Andy Barr has served as the U.S. Congressman for Kentucky’s Sixth Congressional District since January 2013.  Congressman Barr is a senior member of the House Financial Services Committee (HFSC) and the House Foreign Affairs Committee (HFAC). In early 2023, House Speaker Kevin McCarthy appointed Congressman Barr to the House Select Committee on the Strategic Competition between the U.S. and the Chinese Communist Party (CCP). 

In the 118th Congress, Congressman Barr was named the Chairman of the HFSC Subcommittee on Financial Institutions and Monetary Policy, which oversees financial regulators, the Federal Reserve, and the Financial Stability Oversight Council (FSOC).  Congressman Barr also serves on the Financial Services Subcommittee on National Security, Illicit Finance, and International Financial Institutions as well as the Foreign Affairs Subcommittee on Asia, the Pacific, Central Asia and Nonproliferation.

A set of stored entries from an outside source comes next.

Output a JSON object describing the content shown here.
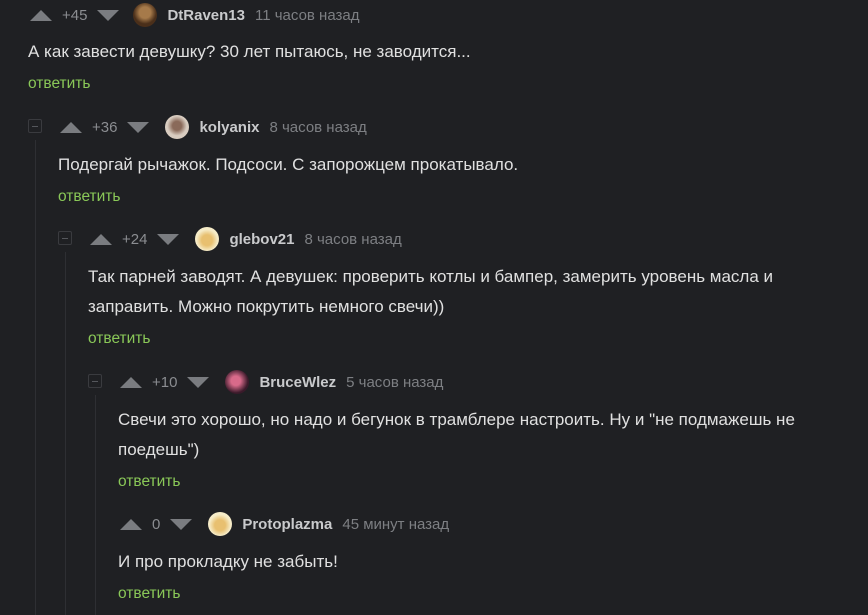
{
  "comments": [
    {
      "rating": "+45",
      "username": "DtRaven13",
      "time": "11 часов назад",
      "text": "А как завести девушку? 30 лет пытаюсь, не заводится...",
      "reply": "ответить",
      "avatar_color": "#6b4a2e"
    },
    {
      "rating": "+36",
      "username": "kolyanix",
      "time": "8 часов назад",
      "text": "Подергай рычажок. Подсоси. С запорожцем прокатывало.",
      "reply": "ответить",
      "avatar_color": "#b8a89a"
    },
    {
      "rating": "+24",
      "username": "glebov21",
      "time": "8 часов назад",
      "text_line1": "Так парней заводят. А девушек: проверить котлы и бампер, замерить уровень масла и",
      "text_line2": "заправить. Можно покрутить немного свечи))",
      "reply": "ответить",
      "avatar_color": "#f2e3b0"
    },
    {
      "rating": "+10",
      "username": "BruceWlez",
      "time": "5 часов назад",
      "text_line1": "Свечи это хорошо, но надо и бегунок в трамблере настроить. Ну и \"не подмажешь не",
      "text_line2": "поедешь\")",
      "reply": "ответить",
      "avatar_color": "#8a3a5a"
    },
    {
      "rating": "0",
      "username": "Protoplazma",
      "time": "45 минут назад",
      "text": "И про прокладку не забыть!",
      "reply": "ответить",
      "avatar_color": "#f2e3b0"
    }
  ],
  "colors": {
    "background": "#1f2023",
    "reply_link": "#8ac858",
    "vote_arrow": "#7a7c80"
  }
}
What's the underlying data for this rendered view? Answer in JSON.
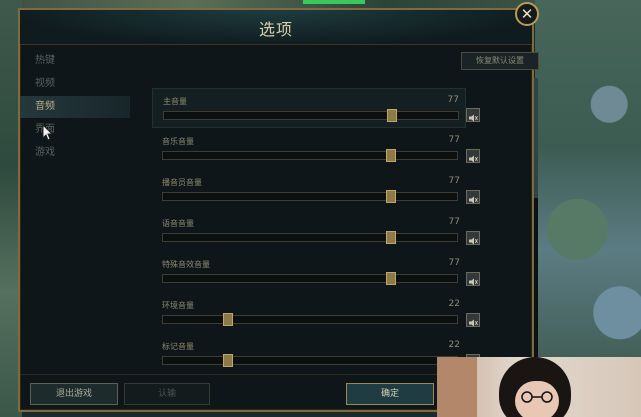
{
  "dialog": {
    "title": "选项",
    "close_symbol": "✕",
    "reset_label": "恢复默认设置"
  },
  "sidebar": {
    "items": [
      {
        "label": "热键",
        "active": false
      },
      {
        "label": "视频",
        "active": false
      },
      {
        "label": "音频",
        "active": true
      },
      {
        "label": "界面",
        "active": false
      },
      {
        "label": "游戏",
        "active": false
      }
    ]
  },
  "sliders": [
    {
      "label": "主音量",
      "value": "77",
      "level": 0.77,
      "highlight": true
    },
    {
      "label": "音乐音量",
      "value": "77",
      "level": 0.77,
      "highlight": false
    },
    {
      "label": "播音员音量",
      "value": "77",
      "level": 0.77,
      "highlight": false
    },
    {
      "label": "语音音量",
      "value": "77",
      "level": 0.77,
      "highlight": false
    },
    {
      "label": "特殊音效音量",
      "value": "77",
      "level": 0.77,
      "highlight": false
    },
    {
      "label": "环境音量",
      "value": "22",
      "level": 0.22,
      "highlight": false
    },
    {
      "label": "标记音量",
      "value": "22",
      "level": 0.22,
      "highlight": false
    }
  ],
  "footer": {
    "exit_label": "退出游戏",
    "surrender_label": "认输",
    "ok_label": "确定"
  },
  "colors": {
    "accent_gold": "#b79c5a",
    "panel_bg": "#0e1619",
    "health_green": "#38c85c"
  },
  "icons": [
    "close-icon",
    "speaker-mute-icon",
    "mouse-pointer-icon"
  ]
}
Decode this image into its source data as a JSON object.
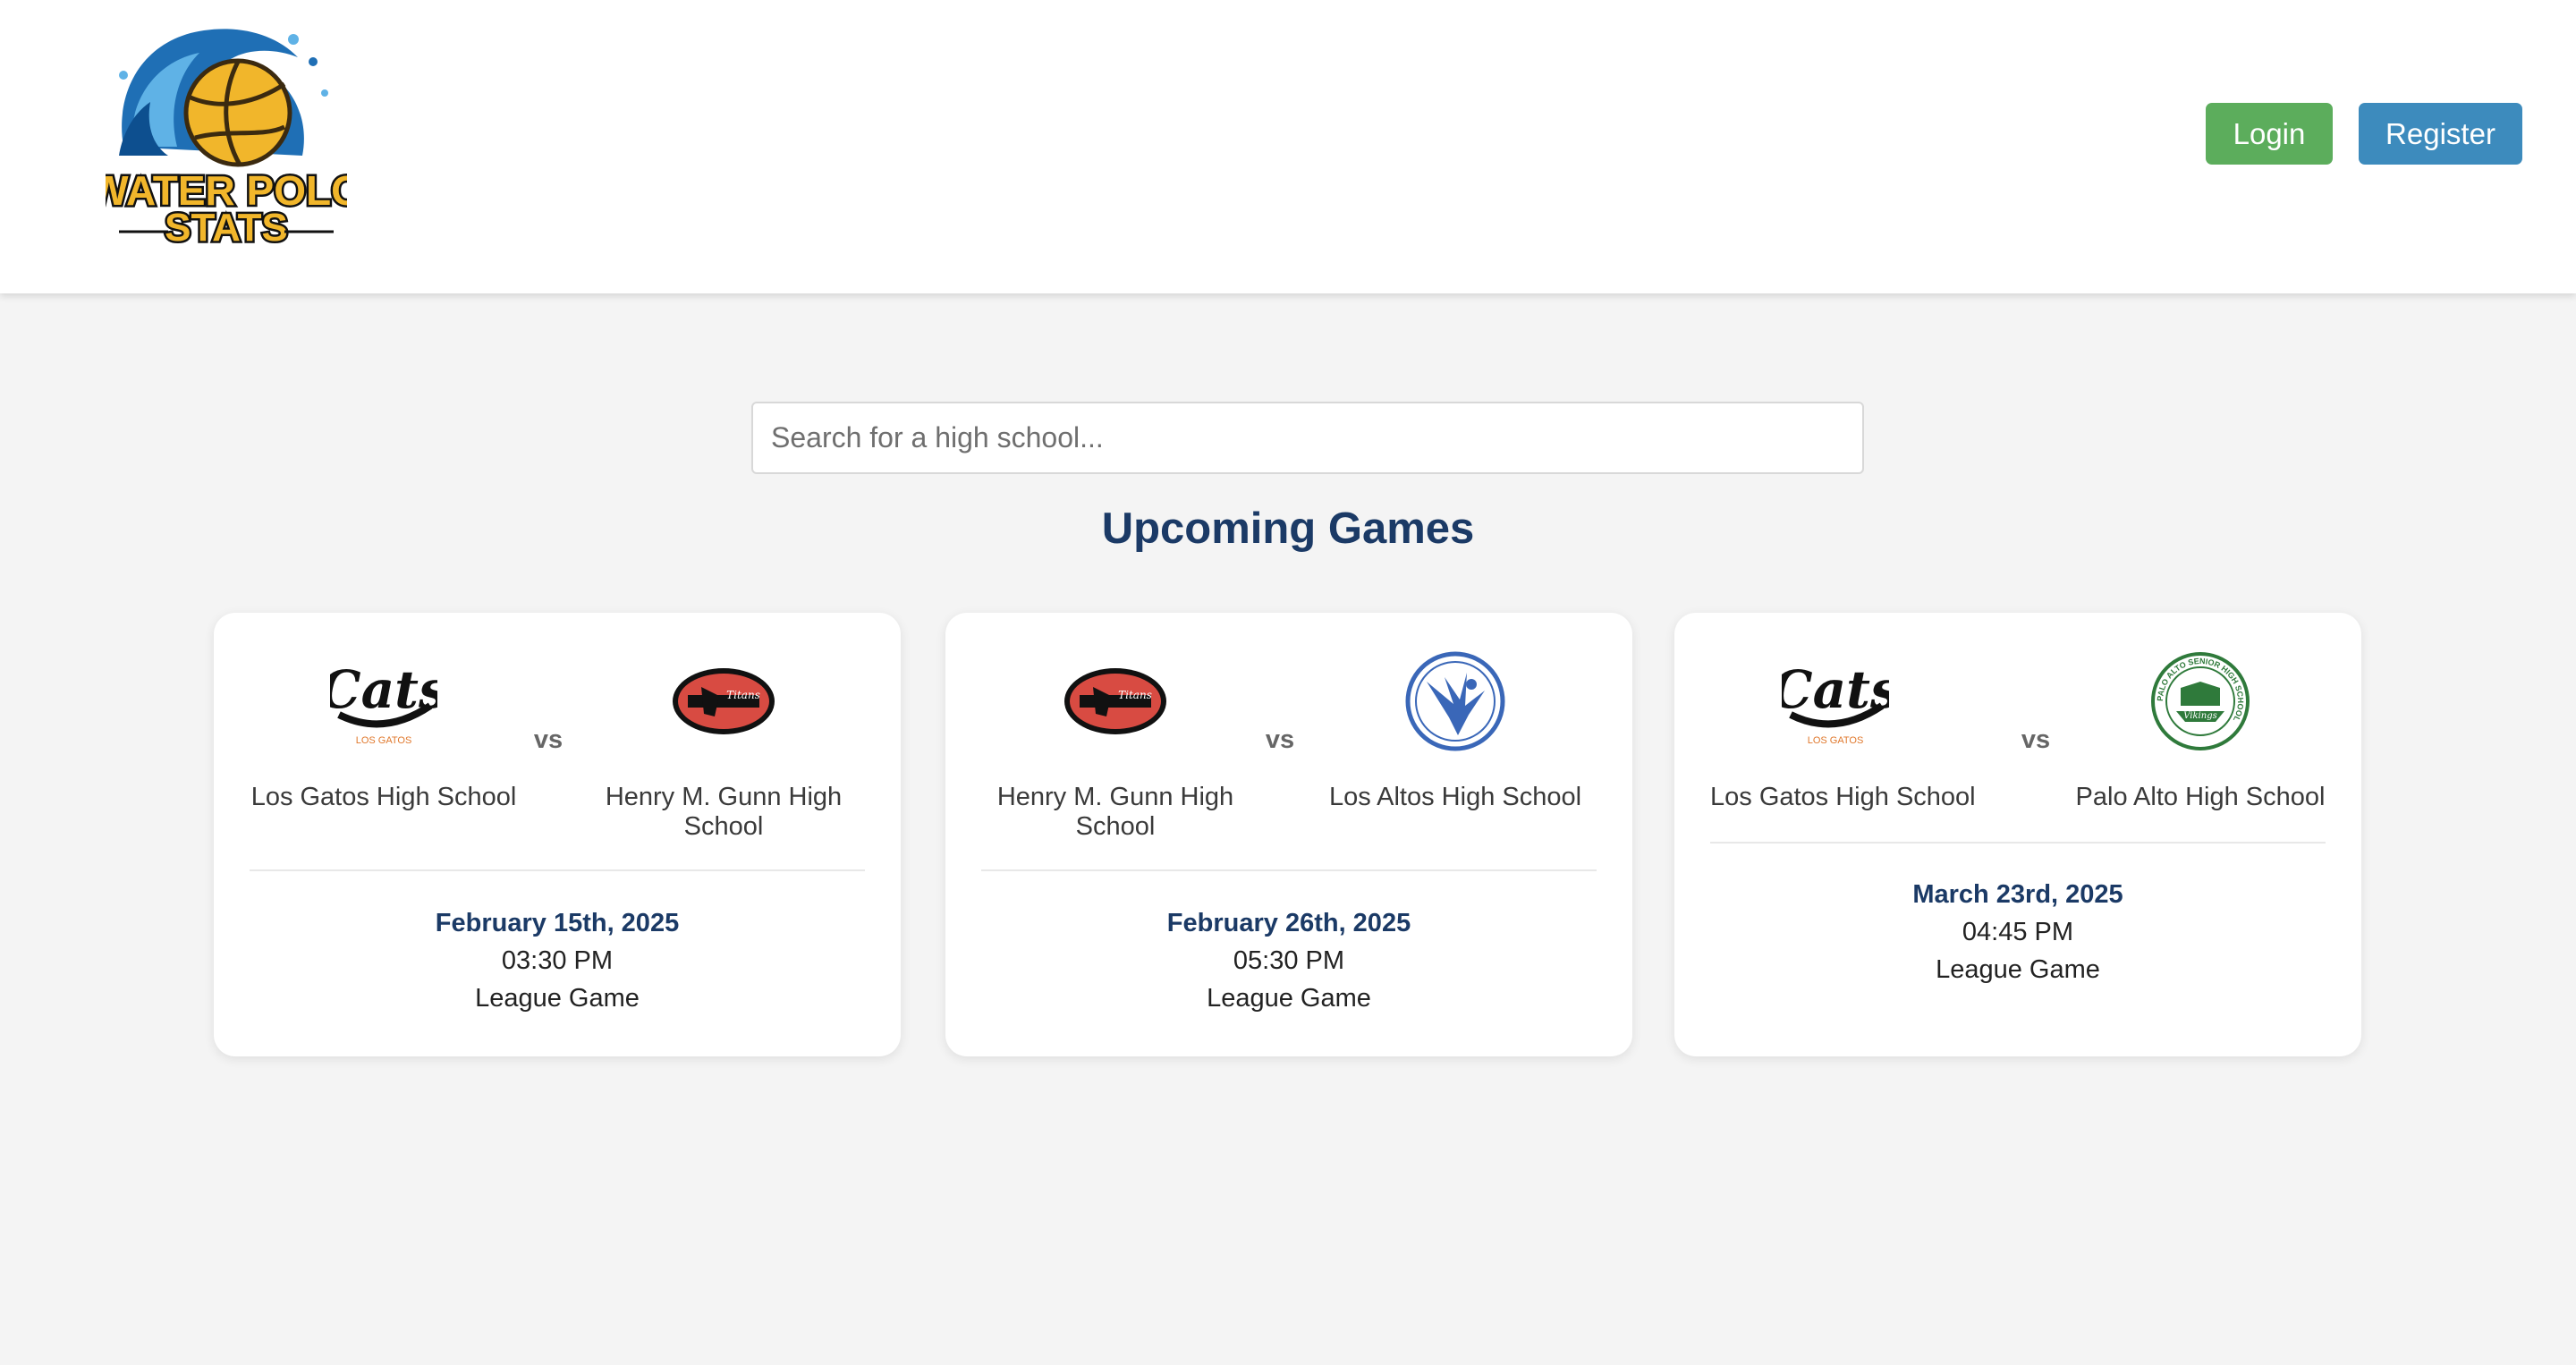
{
  "brand": {
    "logo_text_line1": "WATER POLO",
    "logo_text_line2": "STATS"
  },
  "header": {
    "login_label": "Login",
    "register_label": "Register"
  },
  "search": {
    "placeholder": "Search for a high school...",
    "value": ""
  },
  "section": {
    "title": "Upcoming Games"
  },
  "games": [
    {
      "home": {
        "name": "Los Gatos High School",
        "logo": "cats-logo"
      },
      "away": {
        "name": "Henry M. Gunn High School",
        "logo": "titans-logo"
      },
      "vs": "vs",
      "date": "February 15th, 2025",
      "time": "03:30 PM",
      "type": "League Game"
    },
    {
      "home": {
        "name": "Henry M. Gunn High School",
        "logo": "titans-logo"
      },
      "away": {
        "name": "Los Altos High School",
        "logo": "eagle-logo"
      },
      "vs": "vs",
      "date": "February 26th, 2025",
      "time": "05:30 PM",
      "type": "League Game"
    },
    {
      "home": {
        "name": "Los Gatos High School",
        "logo": "cats-logo"
      },
      "away": {
        "name": "Palo Alto High School",
        "logo": "vikings-logo"
      },
      "vs": "vs",
      "date": "March 23rd, 2025",
      "time": "04:45 PM",
      "type": "League Game"
    }
  ],
  "logo_text": {
    "cats": "Cats",
    "cats_sub": "LOS GATOS",
    "titans": "Titans",
    "vikings": "Vikings",
    "palo_alto_ring": "PALO ALTO SENIOR HIGH SCHOOL"
  },
  "colors": {
    "header_bg": "#ffffff",
    "page_bg": "#f4f4f4",
    "login": "#5cad5c",
    "register": "#3d8bbd",
    "heading": "#1b3a66"
  }
}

Congressman Barr is taking an active role in promoting policies that reverse historic levels inflation. To reduce skyrocketing energy prices, Congressman Barr has led the opposition against government financial regulators politicizing access to capital to choke off investments in American energy companies.  Barr is a lead opponent of new taxes, burdensome regulations, and reckless spending in Washington.  Additionally, Congressman Barr authored and introduced the Promoting Access to Capital in Underbanked Communities Act.  This legislation is designed to incentivize and enhance bank formation in underserved areas, including in many rural communities, to help drive economic growth and prosperity.

As a senior member on the HFAC and Select Committee on China, Congressman Barr is currently championing the Chinese Military and Surveillance Company Sanctions Act of 2023, legislation he crafted targeting sanctions against CCP military, surveillance, and technology companies. Congressman Barr has also been instrumental in strengthening ties between the United States and Taiwan by leading a successful, bipartisan push in Congress to deliver excess COVID-19 vaccines from the United States to Taiwan during the height of the pandemic on the island in June of 2021.

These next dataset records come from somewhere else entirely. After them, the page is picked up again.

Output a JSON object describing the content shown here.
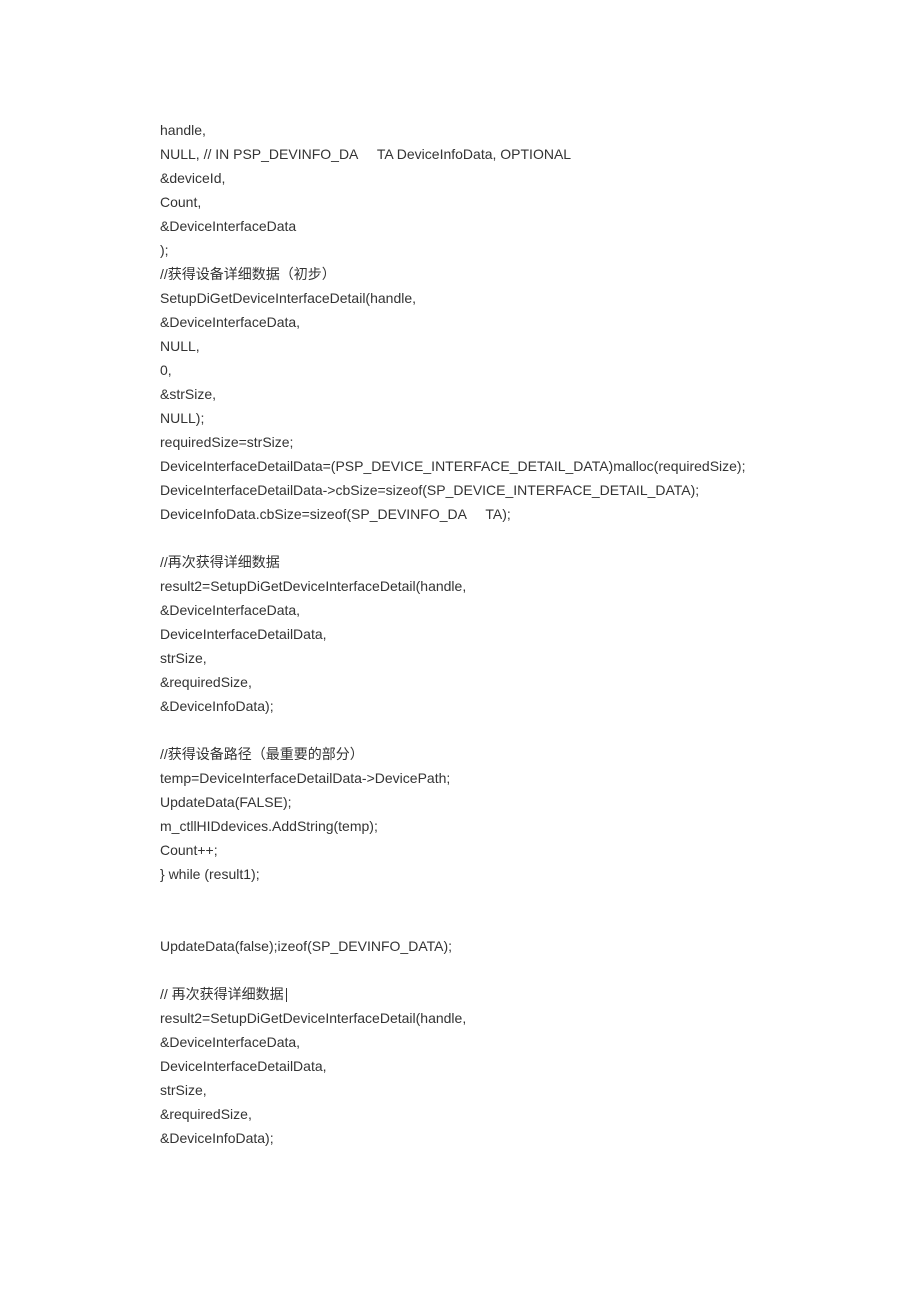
{
  "lines": [
    "handle,",
    "NULL, // IN PSP_DEVINFO_DA     TA DeviceInfoData, OPTIONAL",
    "&deviceId,",
    "Count,",
    "&DeviceInterfaceData",
    ");",
    "//获得设备详细数据（初步）",
    "SetupDiGetDeviceInterfaceDetail(handle,",
    "&DeviceInterfaceData,",
    "NULL,",
    "0,",
    "&strSize,",
    "NULL);",
    "requiredSize=strSize;",
    "DeviceInterfaceDetailData=(PSP_DEVICE_INTERFACE_DETAIL_DATA)malloc(requiredSize);",
    "DeviceInterfaceDetailData->cbSize=sizeof(SP_DEVICE_INTERFACE_DETAIL_DATA);",
    "DeviceInfoData.cbSize=sizeof(SP_DEVINFO_DA     TA);",
    "",
    "//再次获得详细数据",
    "result2=SetupDiGetDeviceInterfaceDetail(handle,",
    "&DeviceInterfaceData,",
    "DeviceInterfaceDetailData,",
    "strSize,",
    "&requiredSize,",
    "&DeviceInfoData);",
    "",
    "//获得设备路径（最重要的部分）",
    "temp=DeviceInterfaceDetailData->DevicePath;",
    "UpdateData(FALSE);",
    "m_ctllHIDdevices.AddString(temp);",
    "Count++;",
    "} while (result1);",
    "",
    "",
    "UpdateData(false);izeof(SP_DEVINFO_DATA);",
    "",
    "// 再次获得详细数据",
    "result2=SetupDiGetDeviceInterfaceDetail(handle,",
    "&DeviceInterfaceData,",
    "DeviceInterfaceDetailData,",
    "strSize,",
    "&requiredSize,",
    "&DeviceInfoData);"
  ],
  "cursor_line_index": 36
}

Throughout his time in Congress, Congressman Barr has been a staunch advocate for veterans.  In the 116th Congress, Congressman Barr served on the House Veterans’ Affairs Committee.  In 2019, he introduced and helped enact into law amendments to the Edith Nourse Rogers Science, Technology, Engineering and Mathematics (STEM) Scholarship as part of the Forever GI Bill.  These amendments lowered the credit hour requirement in the scholarship that made it more accessible to student veterans across the country.  Congressman Barr also worked to address the crisis of veteran suicide, successfully expanding equine assisted therapy (EAT) as an innovative treatment for veterans struggling with post-traumatic stress disorder (PTSD) and other invisible wounds of war.  Barr’s efforts culminated in historic EAT provisions being included in the Commander John Scott Hannon Veterans Mental Health Care Improvement Act.

Congressman Barr is also focused on strengthening Kentucky’s signature bourbon, equine, coal, agriculture and manufacturing industries, and serves as co-chair of the bipartisan Congressional Horse and Bourbon Caucuses.  In 2020, the Horseracing Integrity and Safety Act, led by Congressman Barr was signed into law by President Trump.  This represented the most transformational and consequential reform of the thoroughbred horseracing industry since enactment of the Interstate Horseracing Act of 1978 and solidifies the industry for decades to come.  Congressman Barr secured the passage of legislation that made permanent the Craft Beverage Modernization and Tax Reform Act (CBMTRA) in December of 2020, which was set to expire at year-end.  This legislation lowers the Federal Excise Tax (FET) rates for distillers and includes Congressman Barr’s AGED Distilled Spirits Act (ADSA), which is a huge boost for the Kentucky bourbon industry.

Congressman Barr graduated from Lexington's Henry Clay High School in 1992, earned his Bachelor of Arts degree in Government and Philosophy from the University of Virginia in 1996, and received his law degree from the University of Kentucky in 2001.

Congressman Barr and his wife Davis reside in Lexington, Kentucky with his two daughters, Eleanor and Mary Clay.